California’s Renters in the Dark on Drought Targets
Californians have been asked to cut back their water use since last year, but June marked the first month under the mandatory conservation mandate. Now the numbers are in, and the news was good: statewide we exceeded our goal.
While meeting the mandate is likely on the top of the minds for water managers, most Californians don’t know the details of what is being required of them. It’s not a straightforward cut: each urban water agency has a different conservation target, ranging from 4-36%, depending on a number of factors. While most agencies successfully met their June targets, many will need to conserve more.
The July PPIC Statewide survey found that only 30% of adults know the amount they are being asked to conserve. And it turns out whether you are a homeowner or a renter plays a significant role in your awareness. Notably, homeowners (44%) are more than twice as likely as renters (18%) to report knowing the amount of conservation required. On the other hand, of those who are aware of their conservation target, about half of homeowners and renters (53% each) say it is the right amount. We also find that while solid majorities across both groups say their local water supply is a big problem, homeowners (77%) are much more likely than renters (60%) to hold this view.
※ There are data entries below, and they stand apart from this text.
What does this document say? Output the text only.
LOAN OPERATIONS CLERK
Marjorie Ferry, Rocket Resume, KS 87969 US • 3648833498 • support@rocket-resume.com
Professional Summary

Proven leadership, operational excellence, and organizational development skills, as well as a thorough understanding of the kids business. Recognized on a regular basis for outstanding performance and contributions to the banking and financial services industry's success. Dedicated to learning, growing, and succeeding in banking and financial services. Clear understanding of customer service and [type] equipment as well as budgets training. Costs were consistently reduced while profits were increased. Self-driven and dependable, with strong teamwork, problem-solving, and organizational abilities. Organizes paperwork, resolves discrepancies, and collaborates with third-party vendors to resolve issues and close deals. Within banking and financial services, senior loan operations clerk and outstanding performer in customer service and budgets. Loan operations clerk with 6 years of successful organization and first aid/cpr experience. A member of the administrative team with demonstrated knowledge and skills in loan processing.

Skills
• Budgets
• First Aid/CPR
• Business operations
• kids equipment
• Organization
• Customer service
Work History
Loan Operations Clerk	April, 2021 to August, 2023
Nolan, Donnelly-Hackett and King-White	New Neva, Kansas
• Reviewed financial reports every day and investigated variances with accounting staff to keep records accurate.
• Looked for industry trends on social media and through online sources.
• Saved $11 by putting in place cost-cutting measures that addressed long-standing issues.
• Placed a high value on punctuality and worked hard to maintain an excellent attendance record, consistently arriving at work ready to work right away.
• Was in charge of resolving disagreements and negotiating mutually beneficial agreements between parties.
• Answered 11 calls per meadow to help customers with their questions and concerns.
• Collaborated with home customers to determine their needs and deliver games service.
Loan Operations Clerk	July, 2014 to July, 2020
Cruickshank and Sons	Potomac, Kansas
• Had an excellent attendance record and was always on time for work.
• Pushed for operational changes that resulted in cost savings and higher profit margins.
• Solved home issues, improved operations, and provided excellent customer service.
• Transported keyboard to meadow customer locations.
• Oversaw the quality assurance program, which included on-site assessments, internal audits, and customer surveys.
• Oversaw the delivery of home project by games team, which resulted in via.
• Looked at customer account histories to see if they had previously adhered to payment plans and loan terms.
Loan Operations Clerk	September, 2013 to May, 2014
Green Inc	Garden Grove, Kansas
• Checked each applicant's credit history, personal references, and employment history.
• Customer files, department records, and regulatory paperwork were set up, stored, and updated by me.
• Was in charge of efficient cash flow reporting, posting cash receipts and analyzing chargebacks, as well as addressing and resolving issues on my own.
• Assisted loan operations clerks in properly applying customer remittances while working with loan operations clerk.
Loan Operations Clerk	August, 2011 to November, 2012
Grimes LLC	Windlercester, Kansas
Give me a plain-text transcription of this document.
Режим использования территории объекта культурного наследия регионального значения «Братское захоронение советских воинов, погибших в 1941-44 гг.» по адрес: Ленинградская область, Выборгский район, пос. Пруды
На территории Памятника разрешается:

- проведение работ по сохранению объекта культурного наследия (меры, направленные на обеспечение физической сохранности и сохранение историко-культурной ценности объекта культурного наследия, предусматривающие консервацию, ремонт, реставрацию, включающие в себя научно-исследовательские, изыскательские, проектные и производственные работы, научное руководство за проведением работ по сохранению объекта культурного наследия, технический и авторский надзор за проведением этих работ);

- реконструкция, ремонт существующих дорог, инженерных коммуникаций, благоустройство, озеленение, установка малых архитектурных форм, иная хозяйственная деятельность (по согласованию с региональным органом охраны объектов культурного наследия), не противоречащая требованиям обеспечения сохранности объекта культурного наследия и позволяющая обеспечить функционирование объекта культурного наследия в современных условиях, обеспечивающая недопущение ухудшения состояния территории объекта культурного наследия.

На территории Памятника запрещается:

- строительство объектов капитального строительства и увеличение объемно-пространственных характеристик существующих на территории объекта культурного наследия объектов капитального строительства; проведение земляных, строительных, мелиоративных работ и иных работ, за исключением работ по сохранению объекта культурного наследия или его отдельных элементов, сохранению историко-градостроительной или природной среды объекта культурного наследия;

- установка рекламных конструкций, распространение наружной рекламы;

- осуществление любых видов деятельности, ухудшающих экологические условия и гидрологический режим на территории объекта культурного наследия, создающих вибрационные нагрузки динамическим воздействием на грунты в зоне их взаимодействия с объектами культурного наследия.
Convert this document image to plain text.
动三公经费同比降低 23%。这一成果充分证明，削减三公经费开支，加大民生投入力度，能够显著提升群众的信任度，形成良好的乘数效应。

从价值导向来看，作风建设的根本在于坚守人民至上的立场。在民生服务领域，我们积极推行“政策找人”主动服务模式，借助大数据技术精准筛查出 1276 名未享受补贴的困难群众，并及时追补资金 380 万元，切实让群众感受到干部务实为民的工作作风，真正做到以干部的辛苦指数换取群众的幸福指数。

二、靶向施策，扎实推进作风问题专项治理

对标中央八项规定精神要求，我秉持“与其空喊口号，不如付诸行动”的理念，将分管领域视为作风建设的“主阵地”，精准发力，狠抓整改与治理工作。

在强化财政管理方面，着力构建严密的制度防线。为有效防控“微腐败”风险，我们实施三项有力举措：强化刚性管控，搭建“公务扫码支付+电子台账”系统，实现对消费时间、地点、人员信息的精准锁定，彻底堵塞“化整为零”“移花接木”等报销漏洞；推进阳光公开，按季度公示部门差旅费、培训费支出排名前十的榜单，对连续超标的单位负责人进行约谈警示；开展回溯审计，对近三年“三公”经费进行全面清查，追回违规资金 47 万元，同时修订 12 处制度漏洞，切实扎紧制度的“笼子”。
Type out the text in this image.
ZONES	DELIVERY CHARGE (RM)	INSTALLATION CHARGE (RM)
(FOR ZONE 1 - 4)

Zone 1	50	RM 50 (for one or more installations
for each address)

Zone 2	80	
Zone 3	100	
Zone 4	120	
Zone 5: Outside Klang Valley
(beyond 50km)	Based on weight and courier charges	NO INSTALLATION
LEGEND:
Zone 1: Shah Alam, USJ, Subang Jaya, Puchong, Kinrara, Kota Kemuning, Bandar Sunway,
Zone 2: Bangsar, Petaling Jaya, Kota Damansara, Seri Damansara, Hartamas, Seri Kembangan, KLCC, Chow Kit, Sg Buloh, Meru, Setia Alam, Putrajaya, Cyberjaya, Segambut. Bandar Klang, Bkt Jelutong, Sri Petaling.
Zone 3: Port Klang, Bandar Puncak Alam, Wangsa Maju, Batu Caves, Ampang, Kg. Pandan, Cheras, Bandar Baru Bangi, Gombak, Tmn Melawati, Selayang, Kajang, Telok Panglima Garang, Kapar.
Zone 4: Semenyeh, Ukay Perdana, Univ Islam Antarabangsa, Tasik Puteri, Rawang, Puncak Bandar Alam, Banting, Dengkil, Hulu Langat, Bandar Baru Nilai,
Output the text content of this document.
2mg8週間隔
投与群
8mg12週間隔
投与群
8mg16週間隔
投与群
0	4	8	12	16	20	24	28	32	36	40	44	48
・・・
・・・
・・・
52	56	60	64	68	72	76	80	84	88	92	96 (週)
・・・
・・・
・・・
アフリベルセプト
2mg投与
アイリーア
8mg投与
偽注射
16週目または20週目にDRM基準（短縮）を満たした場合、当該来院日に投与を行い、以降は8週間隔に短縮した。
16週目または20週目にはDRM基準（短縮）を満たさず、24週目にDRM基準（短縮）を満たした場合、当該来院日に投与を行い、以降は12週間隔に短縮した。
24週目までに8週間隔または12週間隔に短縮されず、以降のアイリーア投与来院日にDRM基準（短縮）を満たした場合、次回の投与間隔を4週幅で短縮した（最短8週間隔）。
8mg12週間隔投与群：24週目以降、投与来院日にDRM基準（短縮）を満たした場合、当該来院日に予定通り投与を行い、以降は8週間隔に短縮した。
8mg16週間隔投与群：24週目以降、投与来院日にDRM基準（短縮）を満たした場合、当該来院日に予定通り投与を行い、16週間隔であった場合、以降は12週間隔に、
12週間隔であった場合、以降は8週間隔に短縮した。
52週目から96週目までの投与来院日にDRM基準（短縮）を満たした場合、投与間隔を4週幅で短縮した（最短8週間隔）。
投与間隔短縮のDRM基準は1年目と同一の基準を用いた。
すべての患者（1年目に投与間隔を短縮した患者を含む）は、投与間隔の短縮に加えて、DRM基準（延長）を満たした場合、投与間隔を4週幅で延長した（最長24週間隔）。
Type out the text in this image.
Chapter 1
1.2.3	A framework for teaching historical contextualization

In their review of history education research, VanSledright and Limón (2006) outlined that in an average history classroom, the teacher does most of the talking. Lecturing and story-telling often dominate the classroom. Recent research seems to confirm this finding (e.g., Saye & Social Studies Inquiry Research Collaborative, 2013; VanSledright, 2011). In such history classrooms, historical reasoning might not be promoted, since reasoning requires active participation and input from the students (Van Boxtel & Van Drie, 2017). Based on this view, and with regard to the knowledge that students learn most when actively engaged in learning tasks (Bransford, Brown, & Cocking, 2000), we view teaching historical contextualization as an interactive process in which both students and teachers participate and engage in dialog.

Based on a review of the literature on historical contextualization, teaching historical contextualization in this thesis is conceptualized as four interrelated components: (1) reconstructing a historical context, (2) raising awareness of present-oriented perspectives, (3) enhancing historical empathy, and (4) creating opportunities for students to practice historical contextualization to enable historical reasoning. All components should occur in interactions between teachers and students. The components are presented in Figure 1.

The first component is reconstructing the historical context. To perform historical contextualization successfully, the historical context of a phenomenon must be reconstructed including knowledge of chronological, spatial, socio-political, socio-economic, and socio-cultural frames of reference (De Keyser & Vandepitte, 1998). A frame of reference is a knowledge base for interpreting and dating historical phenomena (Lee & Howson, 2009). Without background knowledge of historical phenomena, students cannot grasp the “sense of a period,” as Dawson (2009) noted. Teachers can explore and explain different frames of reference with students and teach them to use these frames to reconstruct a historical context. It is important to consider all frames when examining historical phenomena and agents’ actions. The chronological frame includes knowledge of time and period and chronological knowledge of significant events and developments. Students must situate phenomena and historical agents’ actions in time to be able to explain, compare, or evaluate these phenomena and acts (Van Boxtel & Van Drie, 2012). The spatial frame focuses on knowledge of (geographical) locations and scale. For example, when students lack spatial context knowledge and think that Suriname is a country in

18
In general, renters are less connected to their water use. They often do not pay the water bill, so they may not know how much water they use, and they lack financial incentives to conserve. In addition, renters use less water. Renters are often not responsible for outdoor watering, which accounts for more than half of water use in cities and suburbs. During this drought, state and local agencies have focused more of their effort on reducing outdoor watering, but renters’ water conservation must come mainly from indoor behavior. Since renters make up about 45% of California’s households, this is not a group of water users to ignore as the drought continues.
The more people know about how much water they use, the more likely they are to conserve. Renters often live in multi-unit buildings with one main meter to record the entire building’s use, making it very difficult to parse out how much water is used by individual units. Requiring sub-metering on new multi-unit buildings may help reduce future water use, but it is an expensive investment that won’t result in significant reductions in the short-term.
Infiltrating renters’ awareness and reducing their water use will require different incentives and education efforts—especially since renters are much less likely to follow news about the drought. For example, water agencies should expand public outreach campaigns focused on indoor use and feature them in urban areas with high renter populations. Renters should be encouraged to check for leaks in their toilets and request that their landlords perform leak-checks on the rest of the property. Landlords should also be encouraged to take advantage of available rebates to upgrade to efficient appliances, toilets, and shower heads. There may be more that most homeowners can do to reduce water use, but as a large portion of the population, renters can also play a role in getting us closer to our goals. The drought provides an opportunity to change perceptions of this scarce resource by all Californians.